Multinational managers, heads of leading Chinese enterprises and senior economic experts disclosed their marital secrets at the debate entitled "Modes of Entry: To Partner Or Not Is The Question" at the 2002 BusinessWeek Forum in Tianjin.
Tim Chen, president of Motorola (China) Electronics, raised the metaphor while discussing the bonding of indigenous enterprises and overseas capital, adding that life after "marriage" was satisfying.
Motorola (China) Electronics is the largest joint-venture in China with an annual output of 4.9 billion U.S. dollars.
"The fruits like profits and efficiency will be surely achieved with sufficient communication, common goals and common strategies," Chen said.
However, another debater proposed that marriage was outdated, citing multinationals like Intel, Dell and Coca-Cola as examples.
Paul Dipaola, managing director of the Bain & Company (China), believed that China's deepening opening-up would minimize the dependence of overseas investment on indigenous enterprises and it had been a trend for overseas investors to control joint-ventures through purchasing and merging.
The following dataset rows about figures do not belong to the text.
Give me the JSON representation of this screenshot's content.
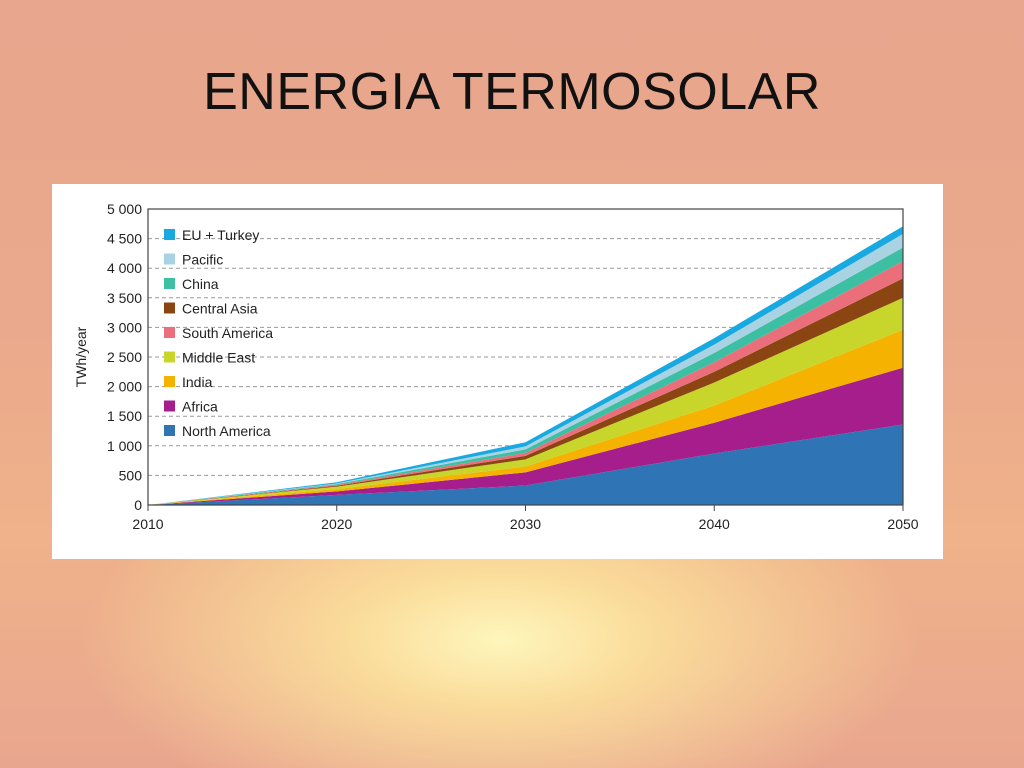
{
  "slide": {
    "title": "ENERGIA TERMOSOLAR"
  },
  "chart_data": {
    "type": "area",
    "stacked": true,
    "xlabel": "",
    "ylabel": "TWh/year",
    "x": [
      2010,
      2020,
      2030,
      2040,
      2050
    ],
    "ylim": [
      0,
      5000
    ],
    "y_ticks": [
      0,
      500,
      1000,
      1500,
      2000,
      2500,
      3000,
      3500,
      4000,
      4500,
      5000
    ],
    "y_tick_labels": [
      "0",
      "500",
      "1 000",
      "1 500",
      "2 000",
      "2 500",
      "3 000",
      "3 500",
      "4 000",
      "4 500",
      "5 000"
    ],
    "x_tick_labels": [
      "2010",
      "2020",
      "2030",
      "2040",
      "2050"
    ],
    "grid": "horizontal dashed",
    "legend_position": "top-left",
    "series": [
      {
        "name": "North America",
        "color": "#2f74b5",
        "values": [
          0,
          170,
          330,
          870,
          1360
        ]
      },
      {
        "name": "Africa",
        "color": "#a61e8c",
        "values": [
          0,
          60,
          220,
          520,
          960
        ]
      },
      {
        "name": "India",
        "color": "#f6b200",
        "values": [
          0,
          40,
          100,
          290,
          640
        ]
      },
      {
        "name": "Middle East",
        "color": "#c8d62c",
        "values": [
          0,
          40,
          120,
          390,
          540
        ]
      },
      {
        "name": "Central Asia",
        "color": "#8b4513",
        "values": [
          0,
          15,
          60,
          180,
          330
        ]
      },
      {
        "name": "South America",
        "color": "#ea6f7b",
        "values": [
          0,
          15,
          50,
          160,
          290
        ]
      },
      {
        "name": "China",
        "color": "#3cbfa3",
        "values": [
          0,
          15,
          60,
          160,
          230
        ]
      },
      {
        "name": "Pacific",
        "color": "#a9d3e3",
        "values": [
          0,
          10,
          50,
          140,
          230
        ]
      },
      {
        "name": "EU + Turkey",
        "color": "#19a9e1",
        "values": [
          0,
          20,
          70,
          110,
          130
        ]
      }
    ],
    "legend_order": [
      "EU + Turkey",
      "Pacific",
      "China",
      "Central Asia",
      "South America",
      "Middle East",
      "India",
      "Africa",
      "North America"
    ]
  }
}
Zhu Yanfeng, general manager and CEO of the FAW Group of China, retorted that Chinese enterprises could still act as "tour guides" for overseas capital, and of course they can read not only road signs, but also local market resources, culture and trade relationships.
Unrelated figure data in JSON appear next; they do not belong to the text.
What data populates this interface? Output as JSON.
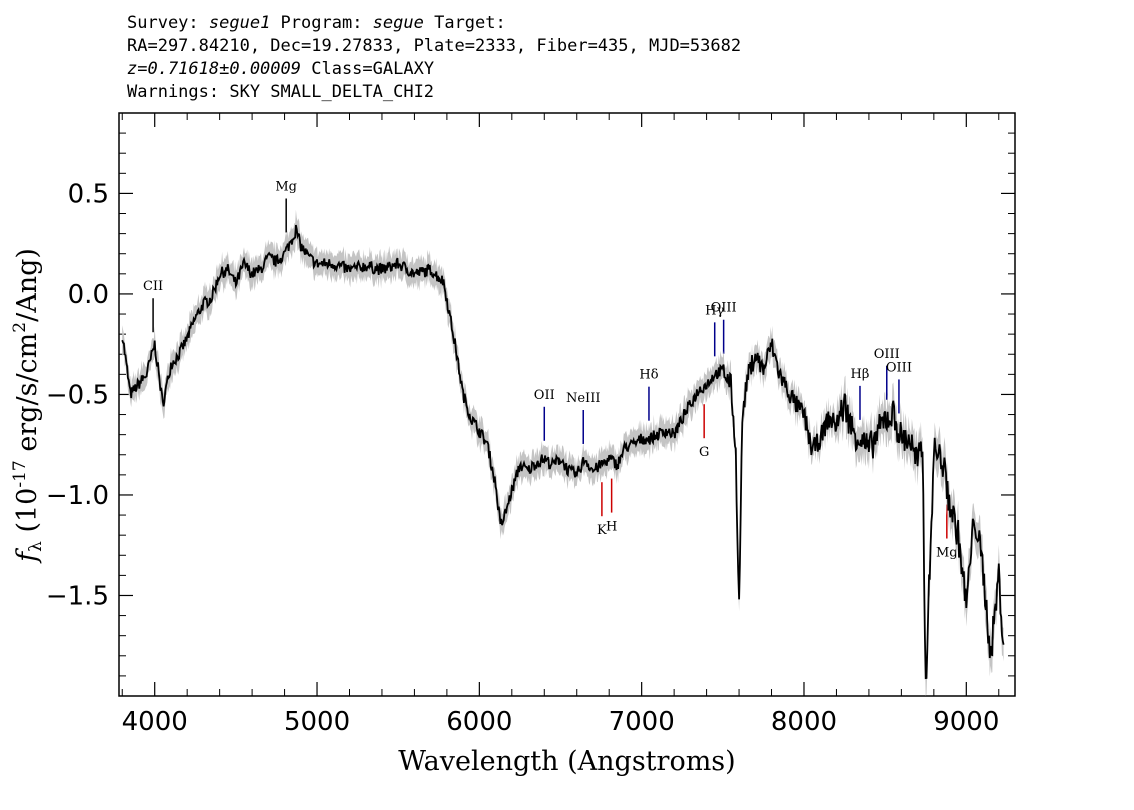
{
  "header": {
    "line1_a": "Survey: ",
    "line1_survey": "segue1",
    "line1_b": " Program: ",
    "line1_program": "segue",
    "line1_c": " Target:",
    "line2": "RA=297.84210, Dec=19.27833, Plate=2333, Fiber=435, MJD=53682",
    "line3_z": "z=0.71618±0.00009",
    "line3_class": " Class=GALAXY",
    "line4": "Warnings: SKY SMALL_DELTA_CHI2"
  },
  "chart_data": {
    "type": "line",
    "title": "",
    "xlabel": "Wavelength (Angstroms)",
    "ylabel": "f",
    "ylabel_sub": "λ",
    "ylabel_rest": " (10",
    "ylabel_exp": "-17",
    "ylabel_units": " erg/s/cm",
    "ylabel_exp2": "2",
    "ylabel_end": "/Ang)",
    "xlim": [
      3780,
      9300
    ],
    "ylim": [
      -2.0,
      0.9
    ],
    "xticks": [
      4000,
      5000,
      6000,
      7000,
      8000,
      9000
    ],
    "xtick_labels": [
      "4000",
      "5000",
      "6000",
      "7000",
      "8000",
      "9000"
    ],
    "yticks": [
      0.5,
      0.0,
      -0.5,
      -1.0,
      -1.5
    ],
    "ytick_labels": [
      "0.5",
      "0.0",
      "−0.5",
      "−1.0",
      "−1.5"
    ],
    "grid": false,
    "series": [
      {
        "color": "#000000",
        "x": [
          3800,
          3850,
          3900,
          3950,
          4000,
          4050,
          4100,
          4150,
          4200,
          4250,
          4300,
          4350,
          4400,
          4450,
          4500,
          4550,
          4600,
          4650,
          4700,
          4750,
          4800,
          4850,
          4870,
          4900,
          4950,
          5000,
          5100,
          5200,
          5300,
          5400,
          5500,
          5600,
          5700,
          5780,
          5850,
          5900,
          5950,
          6000,
          6050,
          6100,
          6130,
          6150,
          6200,
          6250,
          6300,
          6350,
          6400,
          6450,
          6500,
          6550,
          6600,
          6650,
          6700,
          6750,
          6800,
          6850,
          6900,
          6950,
          7000,
          7050,
          7100,
          7150,
          7200,
          7250,
          7300,
          7350,
          7400,
          7450,
          7500,
          7550,
          7580,
          7600,
          7620,
          7650,
          7700,
          7750,
          7800,
          7850,
          7900,
          7950,
          8000,
          8050,
          8100,
          8150,
          8200,
          8250,
          8300,
          8350,
          8400,
          8450,
          8500,
          8550,
          8600,
          8650,
          8700,
          8730,
          8750,
          8800,
          8850,
          8900,
          8950,
          9000,
          9050,
          9100,
          9150,
          9200,
          9230
        ],
        "y": [
          -0.2,
          -0.5,
          -0.45,
          -0.4,
          -0.25,
          -0.55,
          -0.35,
          -0.3,
          -0.22,
          -0.12,
          -0.05,
          -0.02,
          0.1,
          0.12,
          0.05,
          0.15,
          0.1,
          0.12,
          0.18,
          0.16,
          0.2,
          0.28,
          0.32,
          0.24,
          0.18,
          0.15,
          0.15,
          0.12,
          0.14,
          0.12,
          0.15,
          0.1,
          0.12,
          0.06,
          -0.25,
          -0.5,
          -0.62,
          -0.68,
          -0.75,
          -0.95,
          -1.15,
          -1.12,
          -0.98,
          -0.85,
          -0.88,
          -0.84,
          -0.82,
          -0.85,
          -0.82,
          -0.88,
          -0.9,
          -0.82,
          -0.88,
          -0.85,
          -0.82,
          -0.85,
          -0.76,
          -0.75,
          -0.72,
          -0.72,
          -0.7,
          -0.68,
          -0.7,
          -0.62,
          -0.55,
          -0.48,
          -0.45,
          -0.4,
          -0.38,
          -0.45,
          -0.8,
          -1.55,
          -0.62,
          -0.42,
          -0.3,
          -0.38,
          -0.25,
          -0.4,
          -0.48,
          -0.55,
          -0.6,
          -0.78,
          -0.72,
          -0.62,
          -0.65,
          -0.55,
          -0.68,
          -0.72,
          -0.78,
          -0.7,
          -0.62,
          -0.6,
          -0.72,
          -0.72,
          -0.85,
          -0.75,
          -1.95,
          -0.78,
          -0.82,
          -1.05,
          -1.2,
          -1.55,
          -1.1,
          -1.35,
          -1.8,
          -1.4,
          -1.75
        ]
      }
    ],
    "line_markers": [
      {
        "label": "CII",
        "x": 3990,
        "color": "#000000"
      },
      {
        "label": "Mg",
        "x": 4810,
        "color": "#000000"
      },
      {
        "label": "OII",
        "x": 6400,
        "color": "#00008b"
      },
      {
        "label": "NeIII",
        "x": 6640,
        "color": "#00008b"
      },
      {
        "label": "Hδ",
        "x": 7045,
        "color": "#00008b"
      },
      {
        "label": "Hγ",
        "x": 7450,
        "color": "#00008b"
      },
      {
        "label": "OIII",
        "x": 7505,
        "color": "#00008b"
      },
      {
        "label": "Hβ",
        "x": 8345,
        "color": "#00008b"
      },
      {
        "label": "OIII",
        "x": 8510,
        "color": "#00008b"
      },
      {
        "label": "OIII",
        "x": 8585,
        "color": "#00008b"
      },
      {
        "label": "K",
        "x": 6755,
        "color": "#cc0000"
      },
      {
        "label": "H",
        "x": 6815,
        "color": "#cc0000"
      },
      {
        "label": "G",
        "x": 7385,
        "color": "#cc0000"
      },
      {
        "label": "Mg",
        "x": 8880,
        "color": "#cc0000"
      }
    ]
  }
}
The FAW Group had cooperated with foreign investors for 15 years, and set up 27 joint ventures in China.
Zhu said partnership would benefit both sides and Chinese indigenous enterprises could help localize multinationals and at the same time improve their own international competition.
Dr. Wang Zhile, director of the International Trade and Economics Institute affiliated to the Chinese Ministry of Foreign Trade and Economic Cooperation (MOFTEC), said that foreign investors would invest more in China since more industries were open to them including banks, securities, insurance and telecommunications.
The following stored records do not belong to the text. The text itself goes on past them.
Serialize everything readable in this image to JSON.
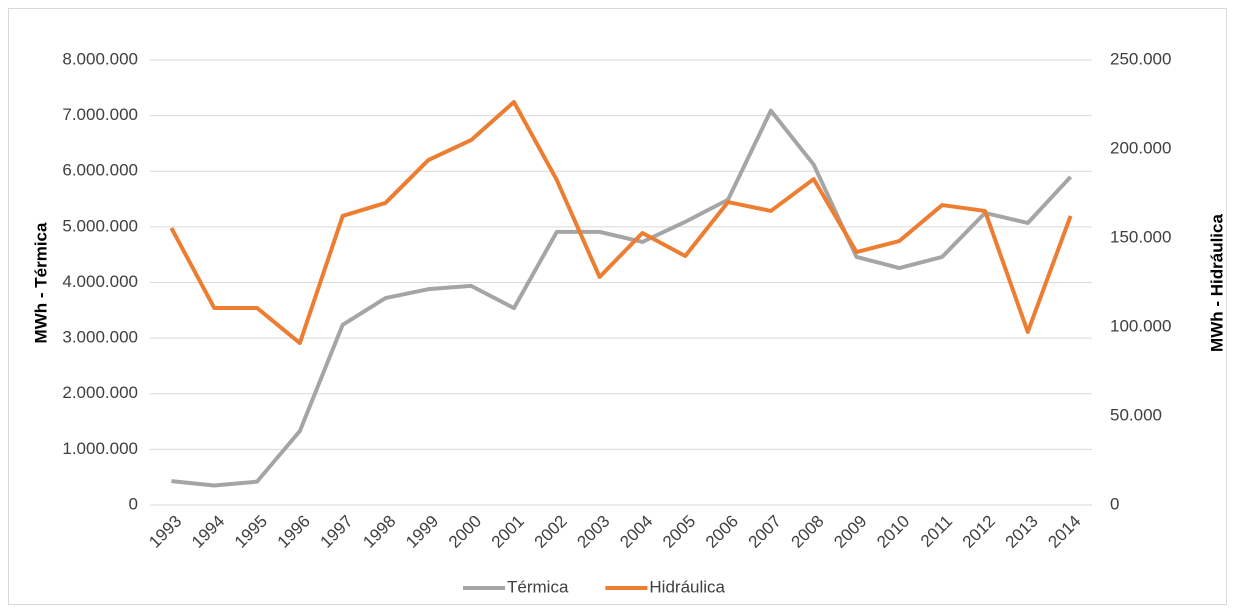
{
  "chart_data": {
    "type": "line",
    "categories": [
      "1993",
      "1994",
      "1995",
      "1996",
      "1997",
      "1998",
      "1999",
      "2000",
      "2001",
      "2002",
      "2003",
      "2004",
      "2005",
      "2006",
      "2007",
      "2008",
      "2009",
      "2010",
      "2011",
      "2012",
      "2013",
      "2014"
    ],
    "y_label": "MWh - Térmica",
    "y2_label": "MWh - Hidráulica",
    "series": [
      {
        "name": "Térmica",
        "color": "#a5a5a5",
        "values": [
          430000,
          350000,
          420000,
          1330000,
          3240000,
          3720000,
          3880000,
          3940000,
          3540000,
          4910000,
          4910000,
          4730000,
          5090000,
          5490000,
          7090000,
          6120000,
          4460000,
          4260000,
          4460000,
          5250000,
          5070000,
          5900000
        ]
      },
      {
        "name": "Hidráulica",
        "color": "#ed7d31",
        "axis": "y2",
        "values": [
          155600,
          110700,
          110700,
          91000,
          162400,
          169700,
          193800,
          205000,
          226400,
          182600,
          128100,
          152800,
          139900,
          170200,
          165200,
          183100,
          142100,
          148300,
          168500,
          165200,
          97200,
          162400
        ]
      }
    ],
    "ylim": [
      0,
      8000000
    ],
    "yticks": [
      0,
      {
        "value": 1000000,
        "label": "1.000.000"
      },
      {
        "value": 2000000,
        "label": "2.000.000"
      },
      {
        "value": 3000000,
        "label": "3.000.000"
      },
      {
        "value": 4000000,
        "label": "4.000.000"
      },
      {
        "value": 5000000,
        "label": "5.000.000"
      },
      {
        "value": 6000000,
        "label": "6.000.000"
      },
      {
        "value": 7000000,
        "label": "7.000.000"
      },
      {
        "value": 8000000,
        "label": "8.000.000"
      }
    ],
    "y2lim": [
      0,
      250000
    ],
    "y2ticks": [
      0,
      {
        "value": 50000,
        "label": "50.000"
      },
      {
        "value": 100000,
        "label": "100.000"
      },
      {
        "value": 150000,
        "label": "150.000"
      },
      {
        "value": 200000,
        "label": "200.000"
      },
      {
        "value": 250000,
        "label": "250.000"
      }
    ],
    "grid": true,
    "legend": "bottom"
  }
}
Meanwhile many indigenous enterprises possessed the strength to compete internationally, for example, in the telecommunications industry many enterprises had annual revenues over three billion U.S. dollars, like Shenzhen Huawei Technology Company and Datang Micro-electric Corporation.
Supachai Panitchpakdi, director general-designate of the WTO, predicted that China would rank as the fifth largest trade economy in the next ten years.
The forum also encompasses other topics, including China's advantages in attracting investment after its WTO entry, reform of Chinese state-owned enterprises and Chinese influence over the whole Asian economy.